RF - radio frequency signals/waves
There are two issues here. Both confusingly referring to a "ground" of some sort. The VHF/UHF antenna specs *SHOULD* state if either or both are required. (but getting it exactly right is more important for HF than for the typical mobile VHF/UHF which are pretty forgiving.) Here's a rundown:
- An electrical "ground" in which the mount itself is in electrical contact with the vehicle body. Some antennas are more sensitive to a lack of this than others. Other antennas don't care so much. If a grounded mount is required, it should be mentioned in the antenna specs. If the mount is bolted onto the body (or includes set-screws to make that contact like the lip mount I mentioned earlier) then this is taken care of. Electrical ground can be notoriously bad for luggage rack mounts and while I've played with adding a grounding wire here from the mount to one of the rack's mounting bolts, I'm not sure that it was a net improvement. For other antennas, the shielding of the coax cable connects the antenna mount to electrical ground via the radio chassis's electrical ground. The presence/absence of grounding can sometimes cause efficiency problems with an antenna, or introduce more noise (static etc) on the radio. For HF you sometimes have to add grounding straps to connect doors, trunk lids, body panels to the chassis to reduce noise/static. YMMV.

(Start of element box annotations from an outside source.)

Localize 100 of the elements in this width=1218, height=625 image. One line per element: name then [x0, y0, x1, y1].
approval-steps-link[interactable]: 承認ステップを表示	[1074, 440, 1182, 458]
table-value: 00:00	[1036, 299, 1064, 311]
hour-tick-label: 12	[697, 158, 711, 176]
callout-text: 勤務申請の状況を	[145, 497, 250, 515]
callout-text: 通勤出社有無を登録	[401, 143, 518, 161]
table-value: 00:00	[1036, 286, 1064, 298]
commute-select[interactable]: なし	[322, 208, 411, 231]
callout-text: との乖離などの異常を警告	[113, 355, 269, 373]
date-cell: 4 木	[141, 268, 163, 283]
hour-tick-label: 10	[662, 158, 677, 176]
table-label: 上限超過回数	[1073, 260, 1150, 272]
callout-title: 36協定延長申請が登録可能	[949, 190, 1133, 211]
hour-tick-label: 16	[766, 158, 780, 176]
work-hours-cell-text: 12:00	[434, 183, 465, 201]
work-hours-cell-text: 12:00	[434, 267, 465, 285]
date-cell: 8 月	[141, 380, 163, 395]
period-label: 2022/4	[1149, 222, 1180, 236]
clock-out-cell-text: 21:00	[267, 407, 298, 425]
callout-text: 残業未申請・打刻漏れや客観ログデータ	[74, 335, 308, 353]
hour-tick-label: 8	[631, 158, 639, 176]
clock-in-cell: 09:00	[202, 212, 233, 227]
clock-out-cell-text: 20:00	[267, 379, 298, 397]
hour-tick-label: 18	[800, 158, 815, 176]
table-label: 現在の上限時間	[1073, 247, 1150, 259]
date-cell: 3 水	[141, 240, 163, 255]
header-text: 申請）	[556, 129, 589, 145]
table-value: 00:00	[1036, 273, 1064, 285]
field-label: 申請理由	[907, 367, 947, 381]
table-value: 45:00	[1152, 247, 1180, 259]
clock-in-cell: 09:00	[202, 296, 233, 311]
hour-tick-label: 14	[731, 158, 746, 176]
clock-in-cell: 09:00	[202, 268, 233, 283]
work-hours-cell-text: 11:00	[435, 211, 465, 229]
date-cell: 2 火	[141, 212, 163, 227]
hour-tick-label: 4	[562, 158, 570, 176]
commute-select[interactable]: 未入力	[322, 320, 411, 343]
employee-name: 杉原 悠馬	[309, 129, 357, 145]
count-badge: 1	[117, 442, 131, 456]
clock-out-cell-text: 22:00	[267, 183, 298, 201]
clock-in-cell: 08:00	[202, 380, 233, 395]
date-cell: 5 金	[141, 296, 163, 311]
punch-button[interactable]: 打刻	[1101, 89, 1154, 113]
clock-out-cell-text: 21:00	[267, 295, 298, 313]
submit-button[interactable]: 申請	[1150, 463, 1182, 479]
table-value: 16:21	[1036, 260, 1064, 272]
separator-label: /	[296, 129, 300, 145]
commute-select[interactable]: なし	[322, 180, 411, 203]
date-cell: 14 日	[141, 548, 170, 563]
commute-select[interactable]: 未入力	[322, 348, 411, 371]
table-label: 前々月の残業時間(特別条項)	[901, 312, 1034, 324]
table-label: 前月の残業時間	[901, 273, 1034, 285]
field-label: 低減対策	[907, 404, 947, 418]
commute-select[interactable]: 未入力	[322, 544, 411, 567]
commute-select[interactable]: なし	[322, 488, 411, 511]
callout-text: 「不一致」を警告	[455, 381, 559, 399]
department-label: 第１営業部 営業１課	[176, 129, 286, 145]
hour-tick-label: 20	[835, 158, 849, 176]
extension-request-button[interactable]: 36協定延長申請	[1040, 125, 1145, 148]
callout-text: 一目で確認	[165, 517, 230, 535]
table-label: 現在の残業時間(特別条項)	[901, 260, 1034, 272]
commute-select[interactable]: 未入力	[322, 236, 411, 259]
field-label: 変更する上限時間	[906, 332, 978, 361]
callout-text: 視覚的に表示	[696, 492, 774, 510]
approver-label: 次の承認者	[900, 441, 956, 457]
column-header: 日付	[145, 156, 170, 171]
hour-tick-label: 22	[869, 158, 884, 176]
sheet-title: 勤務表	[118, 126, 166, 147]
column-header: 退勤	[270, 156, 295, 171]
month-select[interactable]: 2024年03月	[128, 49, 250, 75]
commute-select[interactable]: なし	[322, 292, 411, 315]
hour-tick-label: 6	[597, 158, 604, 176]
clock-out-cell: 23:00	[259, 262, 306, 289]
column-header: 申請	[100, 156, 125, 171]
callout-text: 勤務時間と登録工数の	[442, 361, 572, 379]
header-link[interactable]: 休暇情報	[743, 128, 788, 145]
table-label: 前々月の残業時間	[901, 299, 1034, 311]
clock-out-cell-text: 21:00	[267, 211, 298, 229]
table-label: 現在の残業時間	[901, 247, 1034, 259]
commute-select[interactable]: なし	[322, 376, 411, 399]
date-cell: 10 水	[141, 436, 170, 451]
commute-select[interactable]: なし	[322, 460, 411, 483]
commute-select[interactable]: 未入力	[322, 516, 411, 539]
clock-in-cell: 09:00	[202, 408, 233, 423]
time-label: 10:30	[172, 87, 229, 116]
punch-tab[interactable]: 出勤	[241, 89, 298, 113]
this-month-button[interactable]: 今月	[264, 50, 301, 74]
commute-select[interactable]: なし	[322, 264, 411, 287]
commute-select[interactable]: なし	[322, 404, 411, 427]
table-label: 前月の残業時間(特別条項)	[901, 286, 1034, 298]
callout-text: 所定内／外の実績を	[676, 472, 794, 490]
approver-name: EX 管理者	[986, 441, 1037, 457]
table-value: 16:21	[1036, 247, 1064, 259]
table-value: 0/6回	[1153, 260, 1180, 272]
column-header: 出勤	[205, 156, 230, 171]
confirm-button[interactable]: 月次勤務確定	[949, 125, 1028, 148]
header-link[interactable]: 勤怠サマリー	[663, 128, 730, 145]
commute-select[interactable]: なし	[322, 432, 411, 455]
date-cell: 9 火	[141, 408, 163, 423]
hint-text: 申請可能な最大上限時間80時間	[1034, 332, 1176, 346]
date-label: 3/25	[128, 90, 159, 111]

- An RF "ground" plane(aka counterpoise) is essentially a mass of metal under the antenna. Again, this matters more for some antenna designs and not so much for others. The antenna specs should tell you "ground plane required" or "no ground plane required". For VHF/UHF antennas that do need an RF ground plane, the center of a metal roof works best, the edge or corner of a metal roof/trunk-lid/hood is second best, and after that any mass of metal under the antenna (except, I *think* HF likes this best). In cases where the RF ground is present, but the specific antenna doesn't require it, I haven't seen any performance issue. Only when they are needed and not present.
- How big should the RF ground plane be? Technical answer is at least 1/4 wavelength radius, This means about 7" radius or 14" diameter for UHF and about 20" radius or 40" diameter for VHF. BUT again these frequencies/wavelengths are pretty forgiving. Bigger doesn't hurt at all and smaller doesn't hurt much.
- What about magnetic mount antennas? Unless the antenna specs say "not suitable for mag mount" the magnetic coupling between the mount and the metal roof should provide enough RF ground plane.
- Why do some antennas need an RF ground plane? That's a sneaky little bit of magic. The ground plane acts like a mirror for the RF waves, effectively making the antenna appear and behave as if it were twice as long, helping to "pull" the RF power away from the sky straight above and "push" it more toward the horizon (or more specifically, along the ground plane). If that sounds weird, unclear, and non-intuitive, you've just joined millions of ham radio operators world-wide.